Understanding the definition of tensor product as a quotient of a free abelian group

Question

I've been give the Definition:

Let F be a free abelian group with a basis $X$ such that. $$F = \langle A\times B\mid \emptyset \rangle $$

Let $f$ be a subgroup of $F$ generated by the elements $$(a + b, g) - (a,g) - (b,g), \\ n(a,g) - (na,g),(a,g + h) - (a,g) - (a,h), \\ n(a,g) - (a,ng)\\ \forall n \in \mathbb{Z}\space,\forall a,b \in A\space,\forall g,h \in B$$

Then $A\otimes B = F/f$

By problem is I don't understand how the elements stated in the definition form basis for the free abelian group. Could someone provide me with some examples to help understand the group that is being quotient out please.

Answer 1

If you write $F=<A\times B|\emptyset>$ then this is just the same as saying that $F$ is the free abelian group generated by the set $A\times B$ (by definition of a presentation). I think what confuses you is a notation failure: it is intended that $X=A\times B$. Just forget about the $X$.

In any case, if you want to understand the tensor product, you should distinguish conceptually between the definition (universal property) and the proof of existence (which is the $F/f$). The former is by what the tensor product does, and the second one you can essentially forget about, you never use it in dealing with tensor products (I say this as someone who uses every day, it is just not useful in practice); in fact you can find this statement in the standard textbook on commutative algebra by M. Atiyah.

To understand this group $F$: let $X$ be any set (in your case you have $X:=A\times B$). We can form the set of maps $X\rightarrow\mathbf{Z}$ with finite support, and define the free abelian group $F(X)$ generated by $X$ to be this set with the pointwise defined group operation. Note that the elements $\delta_x$ ($x\in X$) given by $\delta_x:X\rightarrow\mathbf{Z}$, $\delta_x(y)=0$ for $x\neq y$ and $\delta_x(x)=1$ form a basis of this group: for $\alpha:X\rightarrow\mathbf{Z}$ you have $\alpha=\sum_{x\in X}\alpha(x)\delta_x$ and this expression is unique. The map from $X$ to $F(X)$ by $x\mapsto\delta_x$ is injective, and if we identify $X$ with its image, then $X$ can be viewed as a basis for this group.

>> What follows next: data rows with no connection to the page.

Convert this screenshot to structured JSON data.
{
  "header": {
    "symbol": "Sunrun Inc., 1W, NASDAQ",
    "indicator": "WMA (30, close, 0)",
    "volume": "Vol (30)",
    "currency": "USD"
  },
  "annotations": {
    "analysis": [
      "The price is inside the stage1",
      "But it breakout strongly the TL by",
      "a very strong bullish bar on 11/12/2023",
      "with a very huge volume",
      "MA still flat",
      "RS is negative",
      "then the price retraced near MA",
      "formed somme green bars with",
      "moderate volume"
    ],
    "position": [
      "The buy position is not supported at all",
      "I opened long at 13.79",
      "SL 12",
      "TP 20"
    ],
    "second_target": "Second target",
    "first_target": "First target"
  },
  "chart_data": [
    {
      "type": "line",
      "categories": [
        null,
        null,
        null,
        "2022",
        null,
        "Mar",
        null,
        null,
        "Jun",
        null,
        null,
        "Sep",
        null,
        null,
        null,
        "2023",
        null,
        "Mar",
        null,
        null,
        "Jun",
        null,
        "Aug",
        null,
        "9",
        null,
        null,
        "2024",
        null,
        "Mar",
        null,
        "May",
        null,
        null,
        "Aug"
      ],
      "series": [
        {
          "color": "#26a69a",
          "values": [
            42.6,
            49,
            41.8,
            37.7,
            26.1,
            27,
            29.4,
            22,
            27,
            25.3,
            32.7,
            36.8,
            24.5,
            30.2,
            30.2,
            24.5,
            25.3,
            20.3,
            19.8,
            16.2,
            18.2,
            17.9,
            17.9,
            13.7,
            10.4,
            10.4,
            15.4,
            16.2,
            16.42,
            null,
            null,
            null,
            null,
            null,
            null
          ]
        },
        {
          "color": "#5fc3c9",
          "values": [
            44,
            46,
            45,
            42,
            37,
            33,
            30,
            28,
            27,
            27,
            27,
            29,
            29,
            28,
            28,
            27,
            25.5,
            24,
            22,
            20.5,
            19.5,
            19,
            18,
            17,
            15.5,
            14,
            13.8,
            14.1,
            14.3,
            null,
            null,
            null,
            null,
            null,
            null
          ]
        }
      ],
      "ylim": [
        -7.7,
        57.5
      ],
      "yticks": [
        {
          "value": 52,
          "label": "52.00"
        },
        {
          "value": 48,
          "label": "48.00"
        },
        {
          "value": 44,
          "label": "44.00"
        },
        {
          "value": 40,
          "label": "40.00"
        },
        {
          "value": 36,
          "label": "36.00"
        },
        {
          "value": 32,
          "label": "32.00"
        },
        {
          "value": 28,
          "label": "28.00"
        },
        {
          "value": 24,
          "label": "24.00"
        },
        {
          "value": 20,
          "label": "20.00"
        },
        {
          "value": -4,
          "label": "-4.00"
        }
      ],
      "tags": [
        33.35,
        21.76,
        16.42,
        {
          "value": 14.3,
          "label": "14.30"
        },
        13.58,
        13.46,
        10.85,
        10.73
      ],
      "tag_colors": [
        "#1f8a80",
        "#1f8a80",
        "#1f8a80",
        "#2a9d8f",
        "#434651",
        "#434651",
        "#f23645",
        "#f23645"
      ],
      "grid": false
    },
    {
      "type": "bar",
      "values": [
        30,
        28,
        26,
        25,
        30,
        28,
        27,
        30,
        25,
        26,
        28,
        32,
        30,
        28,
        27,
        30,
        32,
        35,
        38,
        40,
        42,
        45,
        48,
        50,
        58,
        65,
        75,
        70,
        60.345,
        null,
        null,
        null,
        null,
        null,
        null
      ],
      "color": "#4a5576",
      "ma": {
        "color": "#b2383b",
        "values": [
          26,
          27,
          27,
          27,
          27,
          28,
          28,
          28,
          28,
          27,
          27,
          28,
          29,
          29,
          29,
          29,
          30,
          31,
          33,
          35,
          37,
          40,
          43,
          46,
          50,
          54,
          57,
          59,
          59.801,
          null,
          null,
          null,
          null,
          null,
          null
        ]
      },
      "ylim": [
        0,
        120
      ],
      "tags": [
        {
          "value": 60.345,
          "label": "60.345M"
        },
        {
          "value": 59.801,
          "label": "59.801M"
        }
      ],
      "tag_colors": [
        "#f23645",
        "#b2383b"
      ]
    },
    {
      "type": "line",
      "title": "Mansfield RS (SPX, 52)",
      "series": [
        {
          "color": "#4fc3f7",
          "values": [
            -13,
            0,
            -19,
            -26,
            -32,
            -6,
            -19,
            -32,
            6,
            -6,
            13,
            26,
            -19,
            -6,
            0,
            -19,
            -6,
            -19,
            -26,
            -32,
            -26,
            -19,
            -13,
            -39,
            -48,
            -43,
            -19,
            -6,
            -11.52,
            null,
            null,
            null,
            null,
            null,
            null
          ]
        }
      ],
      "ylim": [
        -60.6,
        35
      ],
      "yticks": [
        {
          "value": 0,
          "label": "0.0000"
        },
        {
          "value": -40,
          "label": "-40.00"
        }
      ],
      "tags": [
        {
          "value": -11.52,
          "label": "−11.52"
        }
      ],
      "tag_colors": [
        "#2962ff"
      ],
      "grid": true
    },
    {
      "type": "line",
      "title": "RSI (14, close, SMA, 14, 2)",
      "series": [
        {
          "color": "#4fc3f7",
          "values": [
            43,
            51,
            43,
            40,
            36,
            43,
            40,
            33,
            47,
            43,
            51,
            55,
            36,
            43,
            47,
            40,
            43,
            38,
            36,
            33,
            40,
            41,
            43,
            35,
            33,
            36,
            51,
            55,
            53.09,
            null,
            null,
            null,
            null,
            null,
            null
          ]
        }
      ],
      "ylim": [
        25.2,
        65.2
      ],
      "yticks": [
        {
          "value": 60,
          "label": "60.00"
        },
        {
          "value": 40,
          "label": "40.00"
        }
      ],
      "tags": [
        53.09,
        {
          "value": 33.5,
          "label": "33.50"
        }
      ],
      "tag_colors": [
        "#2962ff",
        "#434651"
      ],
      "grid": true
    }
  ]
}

Do you still need an example? I think you are mostly confused about notation. In any case: take for instance $X=\mathbf{N}$. Then $F(X)$ is just the set of sequences in $\mathbf{Z}$ with finite support (meaning that for every sequence only finitely many members are nonzero).

Answer 2

This bothered me too at first. The key thing to note is that the group operation in $F$ has nothing at all to do with the group operation in $A\times B$. For example, let $A=\mathbb{Z}_2$ and $B=\mathbb{Z}_4$. Then an element of $F$ looks like $$a_1(0,0)+a_2(1,0)+a_3(0,1)+a_4(1,1)+a_5(0,2)+a_6(1,2)+a_7(0,3)+a_8(1,3)$$ where the $a_i$ are integers. $F$ is the set of all formal integer linear combinations of the elements of $A\times B$. When we take the quotient, we impose relations on these elements. An example of one of the elements that generate the kernel $f$ is $$(1,1+2)-(1,1)-(1,2)$$ This is sent to $0$ when we take the quotient, which means that $$[(1,1+2)]-[(1,1)]-[(1,2)]=0$$ or $$[(1,1+2)]=[(1,1)]+[(1,2)]$$ In tensor product notation we are saying that $1\otimes (1+2)=1\otimes 1+1\otimes 2$, as $(a,b)\mapsto a\otimes b$.